Creating a Pipeline

Create a Data Science pipeline to run a task.

Ensure that you have created the necessary policies, authentication, and authorization for pipelines.

Important

For proper operation of script steps, ensure that you have added the following rule to a dynamic group policy:

all {resource.type='datasciencepipelinerun', resource.compartment.id='<pipeline-run-compartment-ocid>'}

Before you begin:

Create a step artifact file.
Review the use of pipelines environment variables.
To store and manage pipeline logs, learn about logging.
Decide which conda environment you want to use. If you need a custom conda environment, create and publish one.

You can create pipelines by using the ADS SDK, OCI Console, or the OCI SDK.

Using ADS for creating pipelines can make developing the pipeline, the steps, and the dependencies easier. ADS supports reading and writing the pipeline to and from a YAML file. You can use ADS to view a visual representation of the pipeline. We recommend that you use ADS to create and manage pipeline using code.

1. Use the Console to sign in to a tenancy with the necessary policies.
2. Open the navigation menu and click Analytics & AI. Under Machine Learning, click Data Science.
3. Select the compartment that contains the project that you want to use.
  
  All projects in the compartment are listed.
4. Click the name of the project.
  
  The project details page opens and lists the notebook sessions.
5. Under Resources, click Pipelines.
6. Click Create pipeline.
7. (Optional) Select a different compartment for the pipeline.
8. (Optional) Enter a name and description for the pipeline (limit of 255 characters). If you don't provide a name, a name is automatically generated.
  
  For example, pipeline2022808222435.
9. Click Add pipeline steps to start defining the workflow for the pipeline.
10. In the Add pipeline step panel, select one of the following options, and then finish the pipeline creation:
From a Job
The pipeline step uses an existing job. Select one of the jobs in the tenancy.

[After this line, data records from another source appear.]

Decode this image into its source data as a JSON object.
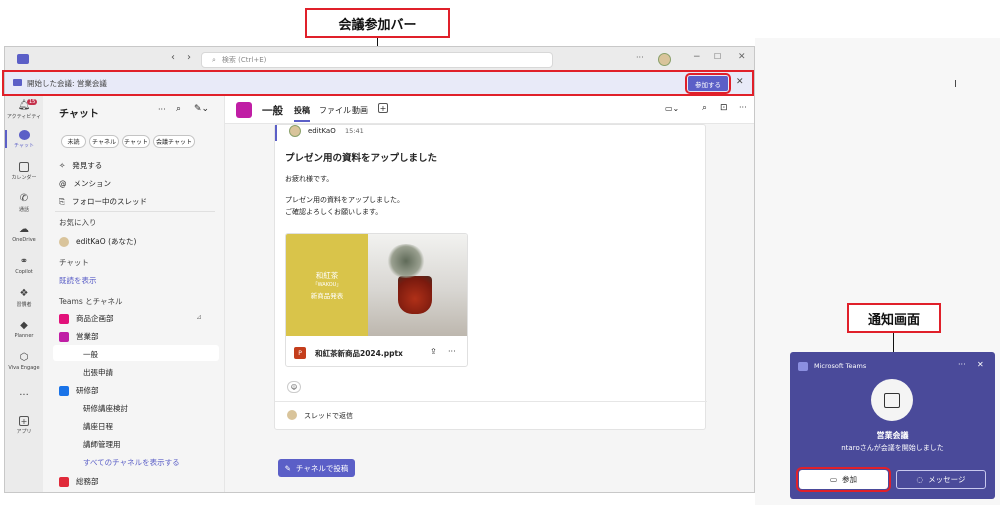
{
  "callouts": {
    "meeting_bar": "会議参加バー",
    "notification": "通知画面"
  },
  "window": {
    "search_placeholder": "検索 (Ctrl+E)"
  },
  "meeting_bar": {
    "text": "開始した会議: 営業会議",
    "join_label": "参加する"
  },
  "rail": {
    "items": [
      {
        "label": "アクティビティ",
        "icon": "bell-icon",
        "badge": "15"
      },
      {
        "label": "チャット",
        "icon": "chat-icon"
      },
      {
        "label": "カレンダー",
        "icon": "calendar-icon"
      },
      {
        "label": "通話",
        "icon": "phone-icon"
      },
      {
        "label": "OneDrive",
        "icon": "cloud-icon"
      },
      {
        "label": "Copilot",
        "icon": "copilot-icon"
      },
      {
        "label": "習慣者",
        "icon": "apps-icon"
      },
      {
        "label": "Planner",
        "icon": "planner-icon"
      },
      {
        "label": "Viva Engage",
        "icon": "viva-icon"
      },
      {
        "label": "アプリ",
        "icon": "add-app-icon"
      }
    ],
    "more": "..."
  },
  "chat_panel": {
    "title": "チャット",
    "filters": [
      "未読",
      "チャネル",
      "チャット",
      "会議チャット"
    ],
    "nav": [
      "発見する",
      "メンション",
      "フォロー中のスレッド"
    ],
    "favorites_header": "お気に入り",
    "favorite_user": "editKaO (あなた)",
    "chats_header": "チャット",
    "show_history": "既読を表示",
    "teams_header": "Teams とチャネル",
    "teams": [
      {
        "name": "商品企画部",
        "color": "#e2117a"
      },
      {
        "name": "営業部",
        "color": "#c01ea5"
      }
    ],
    "sales_channels": [
      "一般",
      "出張申請"
    ],
    "research_team": {
      "name": "研修部",
      "color": "#1a73e8"
    },
    "research_channels": [
      "研修講座検討",
      "講座日程",
      "講師管理用"
    ],
    "show_all_channels": "すべてのチャネルを表示する",
    "general_team": {
      "name": "総務部",
      "color": "#e02a3a"
    }
  },
  "channel": {
    "name": "一般",
    "tabs": [
      "投稿",
      "ファイル",
      "動画"
    ],
    "post": {
      "author": "editKaO",
      "time": "15:41",
      "title": "プレゼン用の資料をアップしました",
      "line1": "お疲れ様です。",
      "line2": "プレゼン用の資料をアップしました。",
      "line3": "ご確認よろしくお願いします。",
      "slide_title": "和紅茶",
      "slide_sub": "「WAKOU」",
      "slide_line": "新商品発表",
      "file_name": "和紅茶新商品2024.pptx",
      "reply_label": "スレッドで返信"
    },
    "post_button": "チャネルで投稿"
  },
  "notification": {
    "app_name": "Microsoft Teams",
    "meeting_name": "営業会議",
    "message": "ntaroさんが会議を開始しました",
    "join_label": "参加",
    "message_label": "メッセージ"
  },
  "colors": {
    "brand": "#5b5fc7",
    "callout_red": "#e0202a",
    "notif_bg": "#4a4a9a",
    "slide_yellow": "#d9c44a"
  }
}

Enter a unique name for the step. You can't repeat a step name in a pipeline.
(Optional) Enter a step description, which can help you find step dependencies.
(Optional) If this step depends on another step, select one or more steps to run before this step.
Select the job for the step to run.
(Optional) Enter or select any of the following values to control this pipeline step:

Custom environment variable key and value

The environment variables for this pipeline step.

Value

The value for the custom environment variable key.

You can click Additional custom environment key to specify more variables.

Command line arguments

The command line arguments that you want to use for running the pipeline step.

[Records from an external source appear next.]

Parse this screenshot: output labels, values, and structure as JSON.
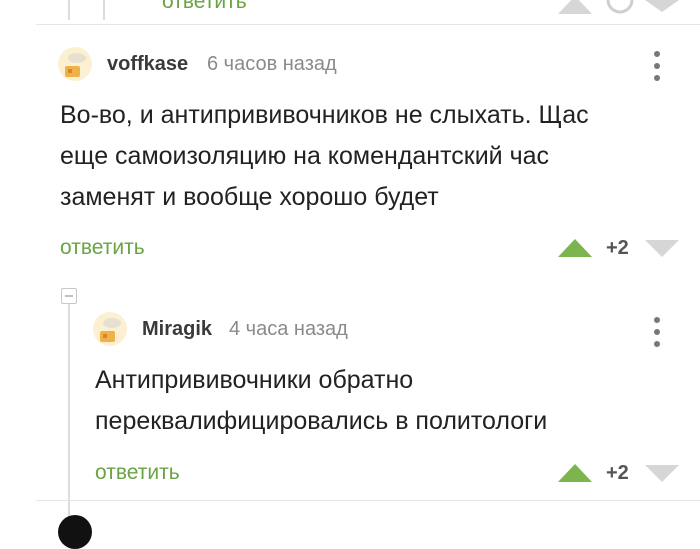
{
  "colors": {
    "accent": "#6aa344",
    "upvote": "#7cb54e",
    "downvote": "#d6d6d6",
    "text": "#222222",
    "muted": "#8a8a8a"
  },
  "top_partial": {
    "reply_label": "ответить"
  },
  "comments": [
    {
      "username": "voffkase",
      "time": "6 часов назад",
      "lines": [
        "Во-во, и антипрививочников не слыхать. Щас",
        "еще самоизоляцию на комендантский час",
        "заменят и вообще хорошо будет"
      ],
      "reply_label": "ответить",
      "score": "+2",
      "avatar_icon": "pikabu-default-avatar-icon"
    },
    {
      "username": "Miragik",
      "time": "4 часа назад",
      "lines": [
        "Антипрививочники обратно",
        "переквалифицировались в политологи"
      ],
      "reply_label": "ответить",
      "score": "+2",
      "avatar_icon": "pikabu-default-avatar-icon"
    }
  ]
}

Maximum runtime (in minutes)

The maximum number of minutes that the pipeline step is allowed to run. The service cancels the pipeline run if its runtime exceeds the specified value. The maximum runtime is 30 days (43,200 minutes). We recommend that you configure a maximum runtime on all pipeline runs to prevent runaway pipeline runs.

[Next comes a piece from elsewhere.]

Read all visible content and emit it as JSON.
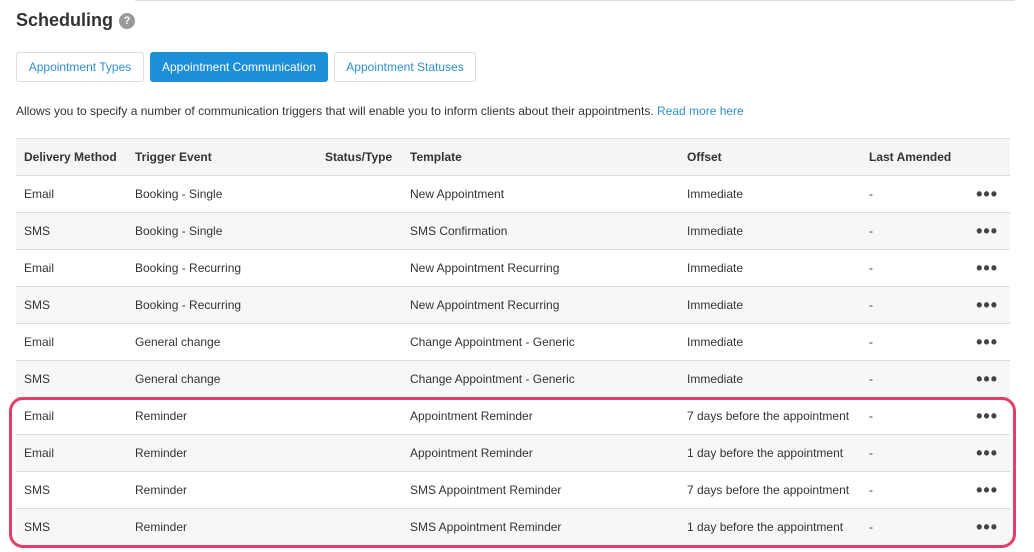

Click Save to add the step and return to the Create pipeline page.
(Optional) Click +Add pipeline steps to add more steps to complete your workflow, and repeat the preceding steps.
(Optional) Create a default pipeline configuration that's used when the pipeline is run by entering environment variable, command line arguments, and maximum runtime options. See step 5 for an explanation of these fields.
(Optional) Select a Compute shape by clicking Select and following these steps:

Select an instance type.

Select a shape series.

Select one of the supported Compute shapes in the series.

Select the shape that best suits how you want to use the resource. For the AMD shape, you can use the default or set the number of OCPUs and memory.

For each OCPU, select up to 64 GB of memory and a maximum total of 512 GB. The minimum amount of memory allowed is either 1 GB or a value matching the number of OCPUs, whichever is greater.

Click Select shape.

For Block Storage, enter the amount of storage that you want to use between 50 GB and 10, 240 GB (10 TB). You can change the value by 1 GB increments. The default value is 100 GB.
(Optional) To use logging, click Select, and then ensure that Enable logging is selected.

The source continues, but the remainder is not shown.